Het hele festival zit dan ook nog altijd in een groeifase. De organisatie heeft daarom de verplichting om regelmatig nieuwe dingen te introduceren legt Rudi verder uit. “Zo hebben we dit jaar een competitie schapendrijven opgestart. Iets waar mensen graag naar komen kijken. Dat is ook veel visueler hier in Bilzen. We hebben hier niet de Schotse Highlands ter beschikking waar je bij dergelijke competities vaak enkel de hond ziet rennen en de schapen achter een heuvel zitten of in de verte buiten je gezichtsveld hun parcours afleggen. Hier heb je als toeschouwer het voordeel dat alles binnen gezichtsafstand blijft.” Heel aangenaam om naar te kijken
Niet voor lichtgewichten
Ondanks alle Highland dancing, folkmuziek, food and drink, kilts en Keltische bieren blijven de Highland Games één van de hoogtepunten van het Schots weekend. Stoere jongens, veelal Belgische bewoners van fitness clubs, slaan dan de handen in de kalk om met boomstammen te smijten, vaten van een paar honderd kilogram in de lucht te houden of een paar honderd meter met ‘koffertjes’ van 160 kg te wandelen. Spektakel is er altijd. Zo zien we een flink gebouwde medemens een gietijzeren bol over een touw werpen dat boven zijn hoofd is gespannen. We stellen ons voor dat hij de boog van de worp niet goed berekent en die bol ergens anders terechtkomt dan aan de andere kant van het touwtje. Maar zulke fouten maken die jongens niet. Die zijn dit gewoon, hiervoor traint men uiteraard.

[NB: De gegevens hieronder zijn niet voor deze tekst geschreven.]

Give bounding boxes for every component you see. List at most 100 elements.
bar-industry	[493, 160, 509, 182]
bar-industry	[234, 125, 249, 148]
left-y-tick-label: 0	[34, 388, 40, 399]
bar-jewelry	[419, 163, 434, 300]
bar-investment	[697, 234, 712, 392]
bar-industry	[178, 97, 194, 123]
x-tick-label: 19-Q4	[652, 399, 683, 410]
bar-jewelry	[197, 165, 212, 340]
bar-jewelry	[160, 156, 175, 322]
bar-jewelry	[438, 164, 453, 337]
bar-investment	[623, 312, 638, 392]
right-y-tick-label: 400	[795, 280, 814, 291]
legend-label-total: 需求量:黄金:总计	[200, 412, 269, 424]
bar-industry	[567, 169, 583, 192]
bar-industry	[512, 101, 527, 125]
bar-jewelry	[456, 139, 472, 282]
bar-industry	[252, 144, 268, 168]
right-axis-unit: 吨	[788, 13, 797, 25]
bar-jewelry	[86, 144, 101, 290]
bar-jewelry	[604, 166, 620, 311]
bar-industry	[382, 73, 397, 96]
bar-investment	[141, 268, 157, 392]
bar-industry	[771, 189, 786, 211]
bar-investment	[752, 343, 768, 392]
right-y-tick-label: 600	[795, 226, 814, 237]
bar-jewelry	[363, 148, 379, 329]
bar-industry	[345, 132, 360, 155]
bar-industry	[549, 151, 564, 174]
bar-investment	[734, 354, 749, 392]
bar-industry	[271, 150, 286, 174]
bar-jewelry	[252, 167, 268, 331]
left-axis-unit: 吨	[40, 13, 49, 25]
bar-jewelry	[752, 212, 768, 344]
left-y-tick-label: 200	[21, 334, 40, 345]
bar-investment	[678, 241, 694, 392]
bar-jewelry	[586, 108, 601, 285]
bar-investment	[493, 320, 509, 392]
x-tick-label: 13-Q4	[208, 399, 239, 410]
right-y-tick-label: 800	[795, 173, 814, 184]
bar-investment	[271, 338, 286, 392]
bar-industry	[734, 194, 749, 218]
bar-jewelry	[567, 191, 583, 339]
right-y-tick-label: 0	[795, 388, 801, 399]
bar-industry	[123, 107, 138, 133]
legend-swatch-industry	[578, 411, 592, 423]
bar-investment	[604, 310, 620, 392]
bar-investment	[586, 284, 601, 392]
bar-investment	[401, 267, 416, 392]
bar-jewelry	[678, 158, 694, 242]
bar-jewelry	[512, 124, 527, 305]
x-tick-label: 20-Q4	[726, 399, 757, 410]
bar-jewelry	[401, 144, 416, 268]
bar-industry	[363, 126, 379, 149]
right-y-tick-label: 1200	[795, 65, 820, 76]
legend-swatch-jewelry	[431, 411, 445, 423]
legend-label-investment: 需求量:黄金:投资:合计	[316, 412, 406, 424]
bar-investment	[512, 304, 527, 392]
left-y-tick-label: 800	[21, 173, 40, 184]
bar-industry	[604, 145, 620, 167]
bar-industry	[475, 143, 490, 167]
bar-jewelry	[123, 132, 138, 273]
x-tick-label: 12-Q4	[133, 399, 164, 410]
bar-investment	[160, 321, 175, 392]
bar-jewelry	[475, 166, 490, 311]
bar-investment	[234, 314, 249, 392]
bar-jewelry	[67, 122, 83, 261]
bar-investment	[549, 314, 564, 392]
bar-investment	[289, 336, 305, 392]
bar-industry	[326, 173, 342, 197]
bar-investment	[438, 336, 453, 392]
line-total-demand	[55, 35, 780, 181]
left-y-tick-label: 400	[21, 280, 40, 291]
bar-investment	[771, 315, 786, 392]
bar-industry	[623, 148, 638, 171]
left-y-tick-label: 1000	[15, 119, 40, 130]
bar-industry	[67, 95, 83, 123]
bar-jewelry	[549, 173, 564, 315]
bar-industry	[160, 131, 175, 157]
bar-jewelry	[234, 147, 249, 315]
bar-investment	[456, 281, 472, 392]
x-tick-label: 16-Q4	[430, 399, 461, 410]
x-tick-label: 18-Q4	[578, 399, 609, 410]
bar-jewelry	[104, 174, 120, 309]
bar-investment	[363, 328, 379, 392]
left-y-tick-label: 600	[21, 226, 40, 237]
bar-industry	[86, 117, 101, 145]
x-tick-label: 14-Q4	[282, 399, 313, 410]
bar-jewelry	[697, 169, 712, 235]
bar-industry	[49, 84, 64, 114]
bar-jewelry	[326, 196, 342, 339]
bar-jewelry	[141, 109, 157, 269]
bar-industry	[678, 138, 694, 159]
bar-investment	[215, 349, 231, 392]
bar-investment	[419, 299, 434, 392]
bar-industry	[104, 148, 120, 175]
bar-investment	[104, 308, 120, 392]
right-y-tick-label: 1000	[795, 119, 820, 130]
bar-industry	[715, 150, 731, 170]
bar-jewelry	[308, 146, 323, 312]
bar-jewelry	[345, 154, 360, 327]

Want als je een van de onderdelen van deze games als leek wil proberen, maak je jezelf oeverloos belachelijk voor een paar duizend toeschouwers. Iets wat ik toch besluit te doen omdat ik mezelf wijsmaak dat ik die koffertjes van 160 kg wel even om het hoekje kan wandelen. De presentator van de games (die man is al een attractie op zichzelf, die doet dat zo fijn en grappig) is dan ook niet meteen onder de indruk als ik mijn gsm aan hem geef. Ik ben namelijk bang dat ik die in mijn broekzak ga fijnmalen door de ontzettende spankracht die ik ga ontwikkelen. “Ik hou ‘m wel een paar seconden bij”, lacht hij schamper, en echt veel langer was dat ook niet nodig. Ik slaag er met alle wils en andere kracht niet eens in die koffertjes langer dan een seconde en hooguit één luizige centimeter omhoog te tillen. Laat staan dat ik ermee een blokje om zou lopen. Afgaan, maar dan wel proefondervindelijk: je moet weten waarover je schrijft, dacht ik. De afspraak met de kraker is voor morgen trouwens. Dus, enkel respect voor die mannetjesputters die met boomstammen smijten zoals u en ik een blikje pils naar elkaar gooien. Die stoere jongens, en tegenwoordig ook meisjes (al wegen de koffertjes daar beduidend minder) zorgen voor spektakel en het is ieder jaar een klein feestje om naar te kijken.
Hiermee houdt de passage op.